Zapała Łukasz, Ślusarczyk Aleksander, Korczak Bartłomiej, Kurzyna Paweł, Leki Mikołaj, Lipiński Piotr, Miłow Jerzy, Niemczyk Michał, Pocheć Kamil, Późniak Michał, Przudzik Maciej, Suchojad Tomasz, Wolański Rafał, Zapała Piotr, Drewa Tomasz, Roslan Marek, Różański Waldemar, Wróbel Andrzej, Radziszewski Piotr
Clinic of General, Oncological and Functional Urology, Medical University of Warsaw, Warsaw, Poland.
Department of Urology, Regional Specialist Hospital, Kielce, Poland.
Front Oncol. 2022 Jan 26;12:841852. doi: 10.3389/fonc.2022.841852. eCollection 2022.
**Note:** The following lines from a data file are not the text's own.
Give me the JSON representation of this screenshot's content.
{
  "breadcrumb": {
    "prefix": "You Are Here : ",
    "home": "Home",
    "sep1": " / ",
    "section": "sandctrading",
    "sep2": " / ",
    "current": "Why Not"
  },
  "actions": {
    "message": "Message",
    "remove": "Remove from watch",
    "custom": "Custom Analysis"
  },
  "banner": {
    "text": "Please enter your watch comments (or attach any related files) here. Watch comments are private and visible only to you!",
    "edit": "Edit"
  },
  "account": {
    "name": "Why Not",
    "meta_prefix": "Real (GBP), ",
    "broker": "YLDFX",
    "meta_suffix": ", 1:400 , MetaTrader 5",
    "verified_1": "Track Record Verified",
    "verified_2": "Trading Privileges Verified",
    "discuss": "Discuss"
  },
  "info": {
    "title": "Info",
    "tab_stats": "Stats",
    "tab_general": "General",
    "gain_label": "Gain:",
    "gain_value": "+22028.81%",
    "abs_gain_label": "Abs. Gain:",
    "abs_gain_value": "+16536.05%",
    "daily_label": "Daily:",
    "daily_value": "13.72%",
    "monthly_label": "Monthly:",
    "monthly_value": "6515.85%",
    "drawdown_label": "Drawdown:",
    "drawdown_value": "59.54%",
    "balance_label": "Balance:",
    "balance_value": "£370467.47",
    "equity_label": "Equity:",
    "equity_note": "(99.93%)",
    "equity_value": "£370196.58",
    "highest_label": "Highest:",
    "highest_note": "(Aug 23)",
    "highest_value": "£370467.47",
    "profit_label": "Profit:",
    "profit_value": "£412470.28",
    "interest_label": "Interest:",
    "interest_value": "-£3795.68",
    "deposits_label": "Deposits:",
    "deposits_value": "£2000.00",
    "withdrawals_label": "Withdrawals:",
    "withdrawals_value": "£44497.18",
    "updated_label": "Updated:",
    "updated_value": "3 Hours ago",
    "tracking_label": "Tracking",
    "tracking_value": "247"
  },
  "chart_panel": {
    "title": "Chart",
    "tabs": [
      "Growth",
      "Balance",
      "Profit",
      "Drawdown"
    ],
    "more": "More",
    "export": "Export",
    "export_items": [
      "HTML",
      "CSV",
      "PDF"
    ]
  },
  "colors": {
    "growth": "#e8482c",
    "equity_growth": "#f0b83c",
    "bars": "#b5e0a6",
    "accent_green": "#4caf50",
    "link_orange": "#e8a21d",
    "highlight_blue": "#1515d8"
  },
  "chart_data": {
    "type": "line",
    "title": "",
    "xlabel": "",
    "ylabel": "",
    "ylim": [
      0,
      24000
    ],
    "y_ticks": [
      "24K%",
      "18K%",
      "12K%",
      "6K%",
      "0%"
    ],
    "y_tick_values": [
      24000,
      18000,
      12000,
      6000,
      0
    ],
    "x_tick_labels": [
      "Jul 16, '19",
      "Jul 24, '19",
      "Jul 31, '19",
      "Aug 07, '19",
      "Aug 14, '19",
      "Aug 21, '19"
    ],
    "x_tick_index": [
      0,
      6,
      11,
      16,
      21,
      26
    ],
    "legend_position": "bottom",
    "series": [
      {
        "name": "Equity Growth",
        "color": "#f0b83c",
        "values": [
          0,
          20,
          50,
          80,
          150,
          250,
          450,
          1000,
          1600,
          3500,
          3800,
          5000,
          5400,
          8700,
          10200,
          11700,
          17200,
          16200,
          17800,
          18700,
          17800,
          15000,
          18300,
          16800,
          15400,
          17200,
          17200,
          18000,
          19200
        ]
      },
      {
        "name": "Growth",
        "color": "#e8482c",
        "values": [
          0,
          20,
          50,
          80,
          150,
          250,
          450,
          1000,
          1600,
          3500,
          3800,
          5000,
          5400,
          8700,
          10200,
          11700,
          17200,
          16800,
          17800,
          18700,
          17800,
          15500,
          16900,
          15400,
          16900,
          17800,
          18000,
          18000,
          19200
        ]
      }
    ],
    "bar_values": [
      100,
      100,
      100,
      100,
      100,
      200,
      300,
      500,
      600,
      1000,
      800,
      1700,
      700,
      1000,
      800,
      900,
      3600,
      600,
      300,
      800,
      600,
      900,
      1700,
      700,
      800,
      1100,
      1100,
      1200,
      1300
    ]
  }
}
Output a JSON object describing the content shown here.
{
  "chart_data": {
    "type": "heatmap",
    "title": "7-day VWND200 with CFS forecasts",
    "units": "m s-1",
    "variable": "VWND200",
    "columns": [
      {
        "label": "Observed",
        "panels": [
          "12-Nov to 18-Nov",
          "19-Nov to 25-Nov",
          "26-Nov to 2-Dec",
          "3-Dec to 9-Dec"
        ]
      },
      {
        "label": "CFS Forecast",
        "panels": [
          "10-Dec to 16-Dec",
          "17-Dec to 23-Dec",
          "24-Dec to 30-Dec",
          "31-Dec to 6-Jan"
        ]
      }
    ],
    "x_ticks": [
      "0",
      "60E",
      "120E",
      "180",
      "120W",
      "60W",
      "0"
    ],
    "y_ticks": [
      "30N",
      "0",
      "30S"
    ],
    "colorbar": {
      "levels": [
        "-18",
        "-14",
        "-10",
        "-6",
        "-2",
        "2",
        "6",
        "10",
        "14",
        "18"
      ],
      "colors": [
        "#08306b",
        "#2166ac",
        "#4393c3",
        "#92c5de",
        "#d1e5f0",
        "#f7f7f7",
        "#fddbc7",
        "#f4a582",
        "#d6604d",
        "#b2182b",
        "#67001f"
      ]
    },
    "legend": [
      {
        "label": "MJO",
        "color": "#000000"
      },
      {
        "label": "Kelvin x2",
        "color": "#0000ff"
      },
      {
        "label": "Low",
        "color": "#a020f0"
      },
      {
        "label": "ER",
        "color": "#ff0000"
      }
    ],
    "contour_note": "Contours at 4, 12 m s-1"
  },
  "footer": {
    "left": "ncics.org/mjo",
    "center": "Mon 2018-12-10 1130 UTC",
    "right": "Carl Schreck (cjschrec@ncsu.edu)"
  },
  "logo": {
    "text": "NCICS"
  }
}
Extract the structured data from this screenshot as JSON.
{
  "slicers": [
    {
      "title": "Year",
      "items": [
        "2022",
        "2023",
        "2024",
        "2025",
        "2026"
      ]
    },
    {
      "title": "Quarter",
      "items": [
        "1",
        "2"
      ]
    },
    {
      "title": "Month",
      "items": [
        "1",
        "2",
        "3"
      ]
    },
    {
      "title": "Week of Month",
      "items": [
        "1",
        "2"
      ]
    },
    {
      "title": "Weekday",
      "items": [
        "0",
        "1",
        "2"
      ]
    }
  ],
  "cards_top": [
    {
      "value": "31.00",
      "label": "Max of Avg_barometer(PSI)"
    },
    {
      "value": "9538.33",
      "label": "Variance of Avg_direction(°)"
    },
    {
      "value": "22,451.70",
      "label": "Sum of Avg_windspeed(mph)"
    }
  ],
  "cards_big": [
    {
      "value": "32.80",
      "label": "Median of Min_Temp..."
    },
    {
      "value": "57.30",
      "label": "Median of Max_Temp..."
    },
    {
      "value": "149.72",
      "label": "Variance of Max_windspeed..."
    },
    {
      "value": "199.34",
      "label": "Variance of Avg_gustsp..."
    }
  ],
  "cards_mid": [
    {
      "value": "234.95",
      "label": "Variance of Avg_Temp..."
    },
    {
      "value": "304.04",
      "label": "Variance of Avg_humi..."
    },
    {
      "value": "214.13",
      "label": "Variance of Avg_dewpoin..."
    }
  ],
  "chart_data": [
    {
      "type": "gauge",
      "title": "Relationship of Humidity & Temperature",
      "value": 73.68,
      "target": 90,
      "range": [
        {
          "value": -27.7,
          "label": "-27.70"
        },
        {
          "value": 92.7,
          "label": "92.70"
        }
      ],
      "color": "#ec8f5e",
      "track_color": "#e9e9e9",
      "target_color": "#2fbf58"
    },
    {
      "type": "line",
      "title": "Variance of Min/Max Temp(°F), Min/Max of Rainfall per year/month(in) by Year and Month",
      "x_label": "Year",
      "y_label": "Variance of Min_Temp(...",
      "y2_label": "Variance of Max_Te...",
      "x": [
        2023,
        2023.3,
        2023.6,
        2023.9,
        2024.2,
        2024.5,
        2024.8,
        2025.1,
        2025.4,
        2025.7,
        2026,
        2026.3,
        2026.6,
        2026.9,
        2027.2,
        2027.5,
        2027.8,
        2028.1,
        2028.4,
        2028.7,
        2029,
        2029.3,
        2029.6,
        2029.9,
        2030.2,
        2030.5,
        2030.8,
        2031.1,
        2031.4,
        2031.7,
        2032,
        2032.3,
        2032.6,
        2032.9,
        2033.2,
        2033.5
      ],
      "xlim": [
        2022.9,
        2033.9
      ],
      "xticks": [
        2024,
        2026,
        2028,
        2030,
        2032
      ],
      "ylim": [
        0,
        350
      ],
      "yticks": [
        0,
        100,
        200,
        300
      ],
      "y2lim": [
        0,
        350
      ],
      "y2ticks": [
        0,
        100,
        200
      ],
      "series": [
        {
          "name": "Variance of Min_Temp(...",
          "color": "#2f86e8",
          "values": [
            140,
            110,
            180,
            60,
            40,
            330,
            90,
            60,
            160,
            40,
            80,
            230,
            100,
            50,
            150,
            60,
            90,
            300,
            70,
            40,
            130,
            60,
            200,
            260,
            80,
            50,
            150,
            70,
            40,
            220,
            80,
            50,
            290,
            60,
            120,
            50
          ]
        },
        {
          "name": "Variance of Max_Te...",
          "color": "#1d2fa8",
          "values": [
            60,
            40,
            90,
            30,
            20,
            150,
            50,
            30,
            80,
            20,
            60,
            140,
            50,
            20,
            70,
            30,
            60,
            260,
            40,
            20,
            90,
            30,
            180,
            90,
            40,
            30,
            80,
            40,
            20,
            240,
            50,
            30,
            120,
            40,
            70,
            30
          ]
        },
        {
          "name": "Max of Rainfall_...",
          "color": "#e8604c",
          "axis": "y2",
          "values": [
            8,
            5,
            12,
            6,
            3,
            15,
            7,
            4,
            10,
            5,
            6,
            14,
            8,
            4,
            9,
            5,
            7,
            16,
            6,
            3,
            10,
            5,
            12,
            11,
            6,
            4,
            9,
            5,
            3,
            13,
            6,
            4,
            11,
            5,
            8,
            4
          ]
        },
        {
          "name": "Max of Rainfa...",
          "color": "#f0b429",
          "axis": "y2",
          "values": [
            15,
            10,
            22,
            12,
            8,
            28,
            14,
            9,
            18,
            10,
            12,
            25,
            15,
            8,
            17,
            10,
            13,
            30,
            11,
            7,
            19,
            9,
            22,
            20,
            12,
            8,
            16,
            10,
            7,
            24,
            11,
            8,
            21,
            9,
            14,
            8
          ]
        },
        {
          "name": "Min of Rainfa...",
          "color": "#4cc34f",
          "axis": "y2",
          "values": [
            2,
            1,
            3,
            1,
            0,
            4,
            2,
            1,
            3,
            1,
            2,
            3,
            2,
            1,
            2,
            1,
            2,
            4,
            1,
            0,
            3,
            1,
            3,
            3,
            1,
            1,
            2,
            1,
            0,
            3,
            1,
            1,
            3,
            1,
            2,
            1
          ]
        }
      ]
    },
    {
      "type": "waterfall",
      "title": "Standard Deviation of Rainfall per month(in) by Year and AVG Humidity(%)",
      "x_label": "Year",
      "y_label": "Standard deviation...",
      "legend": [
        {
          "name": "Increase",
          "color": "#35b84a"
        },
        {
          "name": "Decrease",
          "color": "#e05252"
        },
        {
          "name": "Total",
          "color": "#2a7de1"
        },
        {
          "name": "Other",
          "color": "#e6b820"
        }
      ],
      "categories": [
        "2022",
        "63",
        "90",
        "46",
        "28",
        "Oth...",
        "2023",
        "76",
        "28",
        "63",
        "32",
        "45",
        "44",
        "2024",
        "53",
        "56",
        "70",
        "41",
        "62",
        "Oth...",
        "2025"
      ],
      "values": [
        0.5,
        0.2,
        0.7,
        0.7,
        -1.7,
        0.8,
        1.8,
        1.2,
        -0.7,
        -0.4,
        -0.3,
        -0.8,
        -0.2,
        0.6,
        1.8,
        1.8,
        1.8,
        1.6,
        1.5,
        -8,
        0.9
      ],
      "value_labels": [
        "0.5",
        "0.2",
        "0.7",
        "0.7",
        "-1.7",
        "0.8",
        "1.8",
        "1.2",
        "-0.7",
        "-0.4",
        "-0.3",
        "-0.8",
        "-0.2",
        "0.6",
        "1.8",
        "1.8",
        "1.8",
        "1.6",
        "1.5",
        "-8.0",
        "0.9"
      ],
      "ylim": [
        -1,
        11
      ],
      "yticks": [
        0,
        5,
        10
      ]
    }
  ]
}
We aimed at characterization of the patients undergoing radical cystectomy (RC) using the prognostic model (a modified pentafecta). In the multicenter retrospective study, we enrolled 304 patients with bladder cancer (pTis-4N0-2M0) who underwent RC between 2015 and 2020 in experienced centers. The definition of the pentafecta was as follows: no Clavien-Dindo grade III-V complications at 90 days and no long-term complications related to urinary diversion <12 months, negative surgical margins, ≥10 lymph nodes (LNs) resected, and no recurrence ≤12 months. RC-pentafecta achievement rate was 22% (n = 67), varying from 47% to 88% attainment rate for different pentafecta components, and was the lowest for sufficient LN yield. Both 12-month recurrence-free survival (RFS) and cancer-specific mortality were compromised in pentafecta failers compared with achievers (57.8% vs. 100% and 33.8% vs. 1.5%, respectively). The following were identified as crucial predictors of RC pentafecta achievement: modality of the surgery, type of urinary diversion, histological type of bladder cancer, advanced staging, and elevated preoperative serum creatinine. In conclusion, we found that the pentafecta achievement rate was low even in high-volume centers in patients undergoing cystectomy. The complexity of the procedure directly influenced the attainment rate, which in turn led to an increase in cancer-specific mortality rate among the pentafecta failers.
我们旨在利用预后模型(改良五联指标)对接受根治性膀胱切除术(RC)的患者进行特征描述。在这项多中心回顾性研究中,我们纳入了2015年至2020年期间在经验丰富的中心接受RC的304例膀胱癌患者(pTis-4N0-2M0)。五联指标的定义如下:90天时无Clavien-Dindo III-V级并发症,且12个月内无与尿流改道相关的长期并发症,手术切缘阴性,切除淋巴结(LN)≥10枚,且12个月内无复发。RC五联指标达成率为22%(n = 67),不同五联指标组成部分的达成率在47%至88%之间变化,其中淋巴结充分清扫率最低。与达成者相比,五联指标未达成者的12个月无复发生存率(RFS)和癌症特异性死亡率均受到影响(分别为57.8%对100%和33.8%对1.5%)。以下因素被确定为RC五联指标达成的关键预测因素:手术方式、尿流改道类型、膀胱癌组织学类型、晚期分期以及术前血清肌酐升高。总之,我们发现即使在高容量中心,接受膀胱切除术的患者中五联指标达成率也较低。手术的复杂性直接影响达成率,进而导致五联指标未达成者的癌症特异性死亡率增加。